The way the do notation syntax (used by most people for describing monads) in Haskell translates to function application allows you to do some fairly interesting things with syntax abuse.
As for strings, it is very seldom that you find interesting alternative implementations: the only one I can think of is a rope. Interestingly, C++11 now allows you to override string literals, so you can actually do this.
> The way the do notation syntax (used by most people for describing monads) in Haskell translates to function application allows you to do some fairly interesting things with syntax abuse.
Sure but it's not syntax redefinition.
> Interestingly, C++11 now allows you to override string literals, so you can actually do this.
You still have a literal string notation. Literal notations don't have to impede multiple implemetations, and the truth is there is generally a primary representation used for the vast majority of cases (even if that representation is a cluster class and flexible under the interface).
In Cocoa, the primary sequence and maps are NSArray and NSDictionary, what would be the issue with making those literal? And one of your objections is
> When this suddenly matters, you are in the situation where what you want to be able to do is to make a very small modification to areas of your code where you need to select a different algorithm, in order to get the different result; you don't want to be forced to rewrite half your code to use a different syntax just because it was slow
But that makes no sense: as long as all equivalent containers implement the same interface (which they do, or you can't swap them anyway) that creating an object be done with a literal or with a constructor and a bunch of messages has no influence on the rest of the code, the only thing you need to change is the initialization code in both cases.

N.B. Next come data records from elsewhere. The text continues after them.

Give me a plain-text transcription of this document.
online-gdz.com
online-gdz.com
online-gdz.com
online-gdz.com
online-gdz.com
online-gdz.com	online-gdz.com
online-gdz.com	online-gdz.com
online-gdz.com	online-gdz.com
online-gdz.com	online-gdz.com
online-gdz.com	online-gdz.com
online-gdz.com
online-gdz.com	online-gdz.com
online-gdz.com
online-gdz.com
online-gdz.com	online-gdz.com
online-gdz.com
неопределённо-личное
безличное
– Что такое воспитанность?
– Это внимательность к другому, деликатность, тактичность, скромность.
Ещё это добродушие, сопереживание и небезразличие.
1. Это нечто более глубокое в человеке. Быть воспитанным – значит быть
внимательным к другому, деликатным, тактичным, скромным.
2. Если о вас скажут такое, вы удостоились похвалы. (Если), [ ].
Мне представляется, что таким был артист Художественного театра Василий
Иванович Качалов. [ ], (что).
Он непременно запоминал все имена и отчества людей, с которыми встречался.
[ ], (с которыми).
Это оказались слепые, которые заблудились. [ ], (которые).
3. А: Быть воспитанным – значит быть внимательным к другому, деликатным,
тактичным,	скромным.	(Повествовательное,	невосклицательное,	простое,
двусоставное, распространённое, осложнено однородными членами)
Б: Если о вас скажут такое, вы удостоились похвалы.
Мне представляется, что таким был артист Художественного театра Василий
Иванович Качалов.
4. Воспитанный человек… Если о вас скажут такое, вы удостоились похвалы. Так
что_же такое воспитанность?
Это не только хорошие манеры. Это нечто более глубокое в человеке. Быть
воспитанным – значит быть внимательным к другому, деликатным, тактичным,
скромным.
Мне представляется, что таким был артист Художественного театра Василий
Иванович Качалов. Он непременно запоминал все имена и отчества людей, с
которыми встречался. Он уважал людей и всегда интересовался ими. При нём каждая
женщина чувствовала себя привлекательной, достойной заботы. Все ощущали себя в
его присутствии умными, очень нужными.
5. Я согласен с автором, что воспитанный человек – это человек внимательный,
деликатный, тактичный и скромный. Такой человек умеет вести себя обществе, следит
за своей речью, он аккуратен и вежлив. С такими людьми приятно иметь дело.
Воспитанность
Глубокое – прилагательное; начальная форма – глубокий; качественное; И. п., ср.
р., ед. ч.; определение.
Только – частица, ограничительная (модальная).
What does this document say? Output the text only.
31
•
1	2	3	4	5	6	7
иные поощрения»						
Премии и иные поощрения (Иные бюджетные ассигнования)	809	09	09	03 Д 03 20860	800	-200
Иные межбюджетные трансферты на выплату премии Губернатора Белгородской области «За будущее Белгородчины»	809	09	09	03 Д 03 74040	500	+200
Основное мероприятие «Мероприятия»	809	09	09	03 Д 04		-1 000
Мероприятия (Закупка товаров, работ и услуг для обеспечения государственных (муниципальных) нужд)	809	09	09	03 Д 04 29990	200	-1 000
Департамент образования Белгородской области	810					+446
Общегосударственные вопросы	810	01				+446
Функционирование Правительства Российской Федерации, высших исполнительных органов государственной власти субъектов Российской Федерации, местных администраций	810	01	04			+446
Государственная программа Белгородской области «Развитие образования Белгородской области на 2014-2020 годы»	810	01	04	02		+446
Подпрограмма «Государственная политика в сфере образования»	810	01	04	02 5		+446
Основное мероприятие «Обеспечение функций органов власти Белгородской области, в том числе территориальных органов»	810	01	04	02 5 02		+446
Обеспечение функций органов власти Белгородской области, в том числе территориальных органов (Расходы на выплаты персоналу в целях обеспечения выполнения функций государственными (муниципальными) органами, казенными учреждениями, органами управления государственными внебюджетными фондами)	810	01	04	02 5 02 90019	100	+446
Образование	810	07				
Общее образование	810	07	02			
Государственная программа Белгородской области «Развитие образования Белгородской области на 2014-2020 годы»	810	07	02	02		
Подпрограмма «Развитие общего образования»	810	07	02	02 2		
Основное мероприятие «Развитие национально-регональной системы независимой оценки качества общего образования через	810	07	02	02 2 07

Hell, a smart enough editor can even swap between the literal and the "constructor" versions of a given collection (IntelliJ can do that for Python dicts, for instance). Not to mention in many cases the non-literal can just take the literal as a parameter, if the collection with a literal syntax has been well chosen, that way you get your cake eat it.
As for strings, it is very seldom that you find interesting alternative implementations: the only one I can think of is a rope. Interestingly, C++11 now allows you to override string literals, so you can actually do this.